Transtorno de Déficit de Atenção com Hiperatividade (TDAH)
Uma Abordagem Neurobiológica e Clínica
O Transtorno de Déficit de Atenção com Hiperatividade (TDAH) é um transtorno do neurodesenvolvimento de etiologia multifatorial, caracterizado por níveis de desatenção, desorganização e/ou hiperatividade-impulsividade que são inconsistentes com o nível de desenvolvimento do indivíduo. Embora historicamente associado à infância, o TDAH é uma condição crônica que persiste na vida adulta em uma parcela significativa dos casos, impondo prejuízos funcionais em múltiplos domínios da vida.
1. Epidemiologia e Base Genética
- Prevalência: estima-se que o TDAH afete aproximadamente 5% a 7% das crianças e adolescentes e cerca de 2,5% a 4,4% dos adultos em todo o mundo.
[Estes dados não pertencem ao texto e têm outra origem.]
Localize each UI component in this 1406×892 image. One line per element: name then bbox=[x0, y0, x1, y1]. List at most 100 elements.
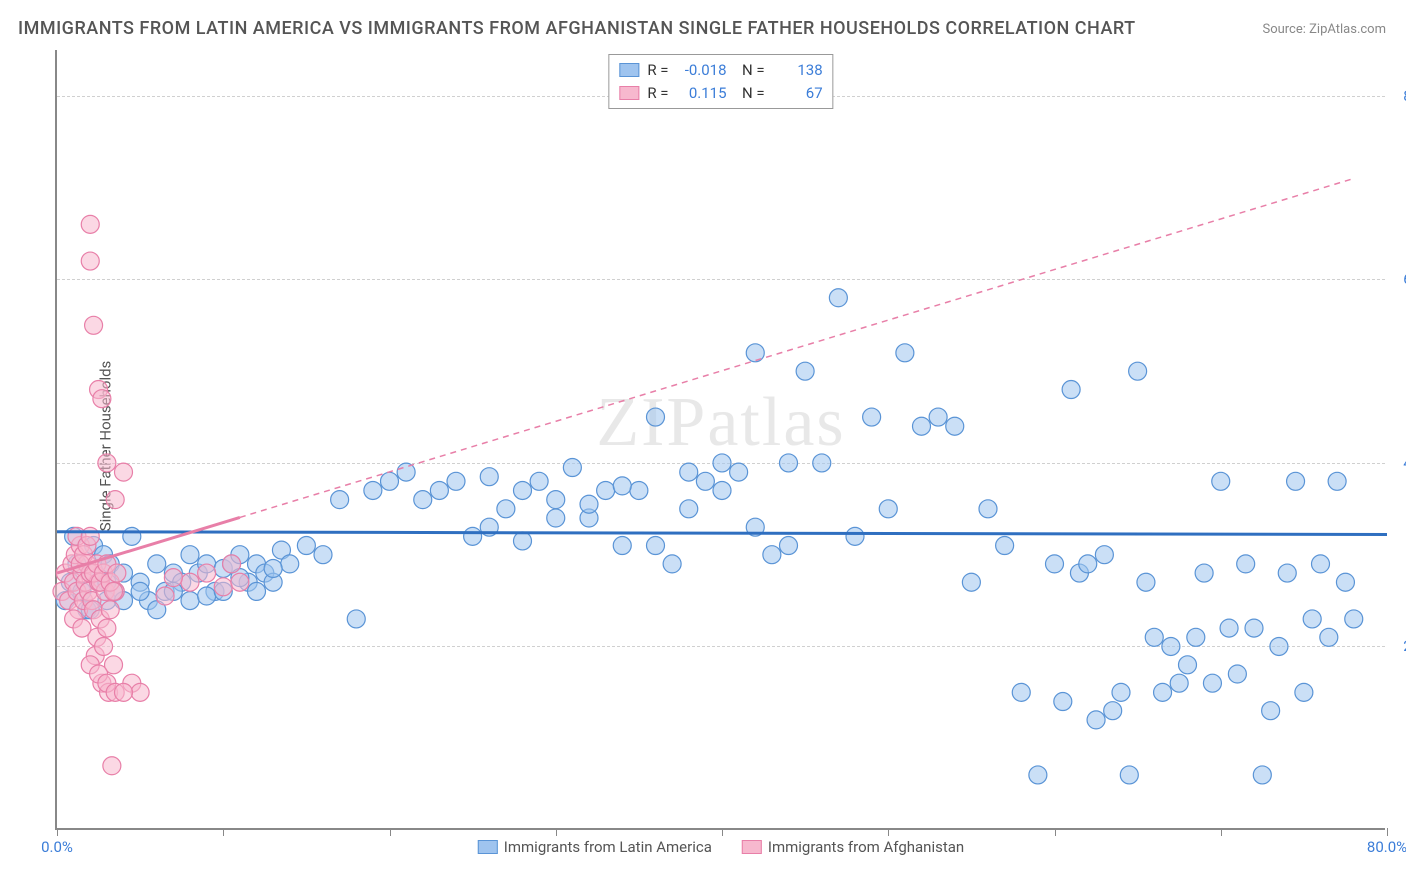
data-point bbox=[381, 472, 399, 490]
data-point bbox=[547, 491, 565, 509]
data-point bbox=[108, 564, 126, 582]
xtick bbox=[57, 828, 58, 836]
data-point bbox=[647, 408, 665, 426]
data-point bbox=[98, 454, 116, 472]
data-point bbox=[103, 757, 121, 775]
data-point bbox=[1187, 628, 1205, 646]
data-point bbox=[1062, 381, 1080, 399]
data-point bbox=[514, 532, 532, 550]
chart-svg bbox=[57, 50, 1385, 828]
n-value-1: 138 bbox=[773, 59, 823, 82]
data-point bbox=[829, 289, 847, 307]
data-point bbox=[85, 316, 103, 334]
swatch-series-2 bbox=[619, 86, 639, 100]
data-point bbox=[115, 463, 133, 481]
data-point bbox=[663, 555, 681, 573]
data-point bbox=[680, 463, 698, 481]
data-point bbox=[331, 491, 349, 509]
data-point bbox=[696, 472, 714, 490]
legend-label-1: Immigrants from Latin America bbox=[504, 838, 712, 856]
data-point bbox=[447, 472, 465, 490]
data-point bbox=[996, 537, 1014, 555]
stats-row-2: R = 0.115 N = 67 bbox=[619, 82, 822, 105]
data-point bbox=[198, 587, 216, 605]
xtick bbox=[888, 828, 889, 836]
data-point bbox=[497, 500, 515, 518]
data-point bbox=[101, 601, 119, 619]
data-point bbox=[563, 459, 581, 477]
data-point bbox=[1087, 711, 1105, 729]
n-label: N = bbox=[735, 59, 765, 82]
source-label: Source: ZipAtlas.com bbox=[1262, 22, 1386, 37]
data-point bbox=[1228, 665, 1246, 683]
data-point bbox=[181, 573, 199, 591]
data-point bbox=[1054, 693, 1072, 711]
stats-legend-box: R = -0.018 N = 138 R = 0.115 N = 67 bbox=[608, 54, 833, 109]
data-point bbox=[846, 527, 864, 545]
data-point bbox=[281, 555, 299, 573]
legend-bottom: Immigrants from Latin America Immigrants… bbox=[478, 838, 964, 856]
data-point bbox=[597, 481, 615, 499]
data-point bbox=[1312, 555, 1330, 573]
data-point bbox=[780, 454, 798, 472]
data-point bbox=[1295, 683, 1313, 701]
xtick bbox=[390, 828, 391, 836]
data-point bbox=[1120, 766, 1138, 784]
data-point bbox=[1179, 656, 1197, 674]
data-point bbox=[1345, 610, 1363, 628]
data-point bbox=[1162, 637, 1180, 655]
data-point bbox=[1328, 472, 1346, 490]
data-point bbox=[1170, 674, 1188, 692]
data-point bbox=[1245, 619, 1263, 637]
data-point bbox=[1262, 702, 1280, 720]
xtick bbox=[1221, 828, 1222, 836]
r-label: R = bbox=[647, 82, 668, 105]
data-point bbox=[81, 252, 99, 270]
data-point bbox=[93, 390, 111, 408]
data-point bbox=[1237, 555, 1255, 573]
plot-area: ZIPatlas R = -0.018 N = 138 R = 0.115 N … bbox=[55, 50, 1385, 830]
data-point bbox=[1320, 628, 1338, 646]
data-point bbox=[1220, 619, 1238, 637]
data-point bbox=[547, 509, 565, 527]
data-point bbox=[1270, 637, 1288, 655]
xtick-label: 0.0% bbox=[41, 838, 73, 856]
data-point bbox=[1287, 472, 1305, 490]
legend-label-2: Immigrants from Afghanistan bbox=[768, 838, 964, 856]
data-point bbox=[530, 472, 548, 490]
data-point bbox=[231, 573, 249, 591]
data-point bbox=[680, 500, 698, 518]
data-point bbox=[1212, 472, 1230, 490]
data-point bbox=[630, 481, 648, 499]
data-point bbox=[198, 564, 216, 582]
data-point bbox=[131, 683, 149, 701]
data-point bbox=[1029, 766, 1047, 784]
r-label: R = bbox=[647, 59, 668, 82]
data-point bbox=[248, 582, 266, 600]
data-point bbox=[123, 527, 141, 545]
xtick bbox=[223, 828, 224, 836]
data-point bbox=[780, 537, 798, 555]
data-point bbox=[397, 463, 415, 481]
data-point bbox=[613, 477, 631, 495]
data-point bbox=[1012, 683, 1030, 701]
data-point bbox=[105, 582, 123, 600]
swatch-series-2-b bbox=[742, 840, 762, 854]
data-point bbox=[181, 592, 199, 610]
data-point bbox=[763, 546, 781, 564]
data-point bbox=[1303, 610, 1321, 628]
data-point bbox=[364, 481, 382, 499]
data-point bbox=[1137, 573, 1155, 591]
data-point bbox=[1112, 683, 1130, 701]
r-value-2: 0.115 bbox=[677, 82, 727, 105]
data-point bbox=[514, 481, 532, 499]
data-point bbox=[713, 481, 731, 499]
legend-item-2: Immigrants from Afghanistan bbox=[742, 838, 964, 856]
data-point bbox=[106, 491, 124, 509]
data-point bbox=[647, 537, 665, 555]
data-point bbox=[464, 527, 482, 545]
xtick bbox=[1387, 828, 1388, 836]
data-point bbox=[214, 578, 232, 596]
swatch-series-1-b bbox=[478, 840, 498, 854]
data-point bbox=[81, 215, 99, 233]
No Brasil, os dados epidemiológicos seguem a tendência global de alta prevalência;
- Hereditariedade: o TDAH apresenta um dos maiores coeficientes de herdabilidade na psiquiatria, estimado entre 70% e 80%. Estudos de associação genômica sugerem uma arquitetura poligênica, envolvendo genes relacionados à neurotransmissão dopaminérgica e noradrenérgica;
- Apresentação por Gênero: na infância, o diagnóstico é mais frequente em meninos (proporção de 3:1), muitas vezes devido à manifestação mais exuberante de hiperatividade. Em adultos, a proporção tende a se equilibrar, embora as mulheres frequentemente apresentem o subtipo predominantemente desatento, o que pode levar ao subdiagnóstico.
2. Fisiopatologia e Neuroanatomia Funcional
A compreensão contemporânea do TDAH aponta para uma disfunção nos circuitos cortico-estriatais-talâmicos-corticais.
- Disfunção Dopaminérgica: observa-se uma hipoatividade nas vias de recompensa e nas áreas pré-frontais, resultando em dificuldade de manutenção do foco e busca por gratificação imediata;
- Redes Neurais de Repouso (Default Mode Network – DMN): no TDAH, há uma falha na supressão da DMN durante a execução de tarefas que exigem atenção sustentada, o que explica as “intrusões” de pensamentos irrelevantes e a distratibilidade;
- Atraso na Maturação Cortical: estudos de neuroimagem demonstram um atraso na maturação do córtex pré-frontal em crianças com TDAH, o que compromete o desenvolvimento das funções executivas.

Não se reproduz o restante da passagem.